There were lots and lots of tourists. They walked around in silent groups, all listening to little earbuds that were receiving some kind of signal from the tourguides, who were speaking into microphones. Some of the guides wore powdered wigs, which were getting very wet.
The buildings were really fun to look at and are all mostly original - Bamberg wasn't roughed up much in the war.
We stopped in at a restaurant for lunch and had some predictably heavy food and some rauchbier, or "smoke beer," which tastes exactly like what it sound like. It's a beer that's been smoked. More precisely, it's brewed with malt that's been smoked over beechwood logs. It's a local thing, and it was interesting. Rebecca didn't like it because it reminded her of ham.
We headed up onto the hill to see one of the cathedrals, the Bamberger Dom. It was quite ornate and it was full of people, including Pope Clement II. Actually, he was dead, but his remains are interred in the building. His is the only papal tomb north of the alps.
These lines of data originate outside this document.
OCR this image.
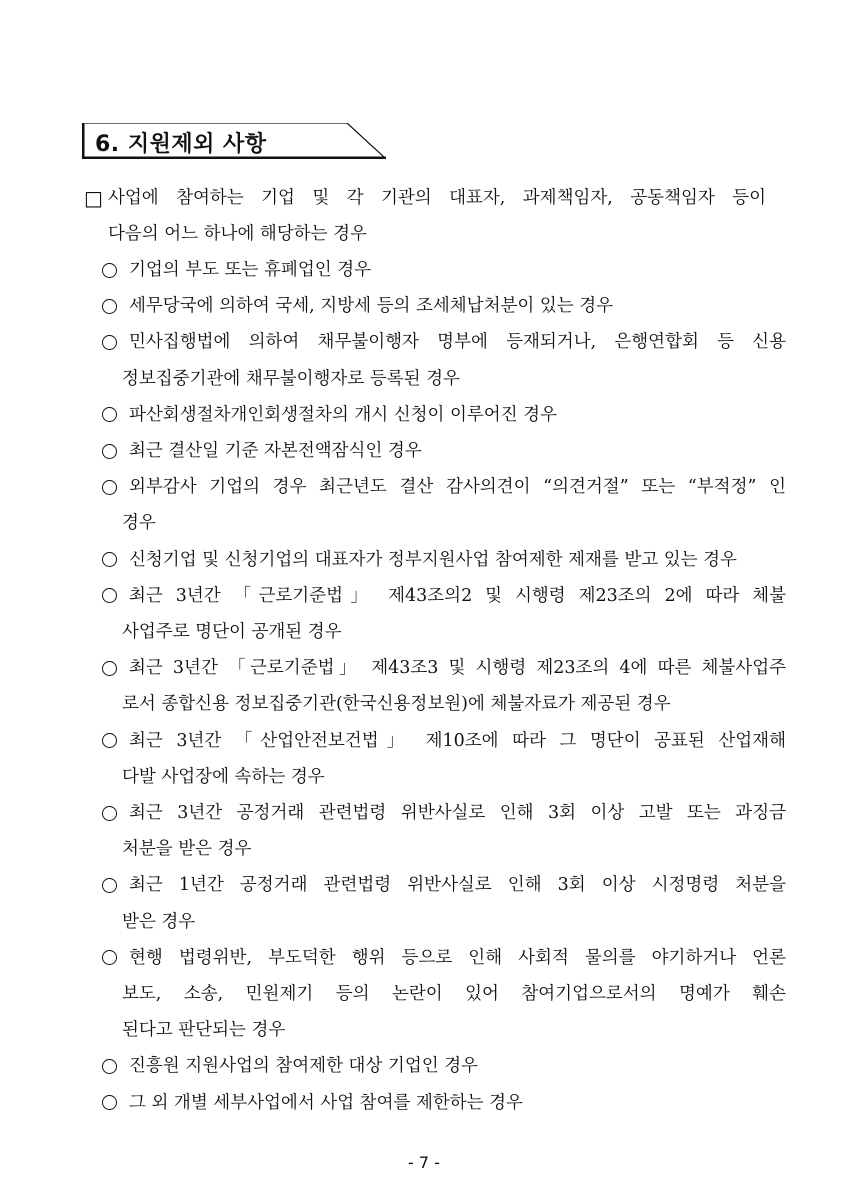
6. 지원제외 사항
□ 사업에 참여하는 기업 및 각 기관의 대표자, 과제책임자, 공동책임자 등이
다음의 어느 하나에 해당하는 경우
기업의 부도 또는 휴폐업인 경우
세무당국에 의하여 국세, 지방세 등의 조세체납처분이 있는 경우
민사집행법에 의하여 채무불이행자 명부에 등재되거나, 은행연합회 등 신용
정보집중기관에 채무불이행자로 등록된 경우
파산회생절차개인회생절차의 개시 신청이 이루어진 경우
최근 결산일 기준 자본전액잠식인 경우
외부감사 기업의 경우 최근년도 결산 감사의견이 “의견거절” 또는 “부적정” 인
경우
신청기업 및 신청기업의 대표자가 정부지원사업 참여제한 제재를 받고 있는 경우
최근 3년간 「근로기준법」 제43조의2 및 시행령 제23조의 2에 따라 체불
사업주로 명단이 공개된 경우
최근 3년간 「근로기준법」 제43조3 및 시행령 제23조의 4에 따른 체불사업주
로서 종합신용 정보집중기관(한국신용정보원)에 체불자료가 제공된 경우
최근 3년간 「산업안전보건법」 제10조에 따라 그 명단이 공표된 산업재해
다발 사업장에 속하는 경우
최근 3년간 공정거래 관련법령 위반사실로 인해 3회 이상 고발 또는 과징금
처분을 받은 경우
최근 1년간 공정거래 관련법령 위반사실로 인해 3회 이상 시정명령 처분을
받은 경우
현행 법령위반, 부도덕한 행위 등으로 인해 사회적 물의를 야기하거나 언론
보도, 소송, 민원제기 등의 논란이 있어 참여기업으로서의 명예가 훼손
된다고 판단되는 경우
진흥원 지원사업의 참여제한 대상 기업인 경우
그 외 개별 세부사업에서 사업 참여를 제한하는 경우
- 7 -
We took quite a few pictures of a tomb that we thought was his, but it turned out to be some bishop. The real tomb was up behind the altar, where you couldn't really see it.
We were impressed by the organ, which was suspended up at the top of the space. We were sad to have missed the concert that happened half an hour before we showed up.
We got back to our gasthof and had a comforting dinner of things we'd gathered in Bamberg and Kipfenberg, plus wine from the Moselle valley. Blood sausage, some organic cheese from the Bavarian alps, apple, avocado, walnut bread and "winter mustard." The mustard is mixed with apple preserve and mulling spices - the verdict: it somehow reminds of Christmas.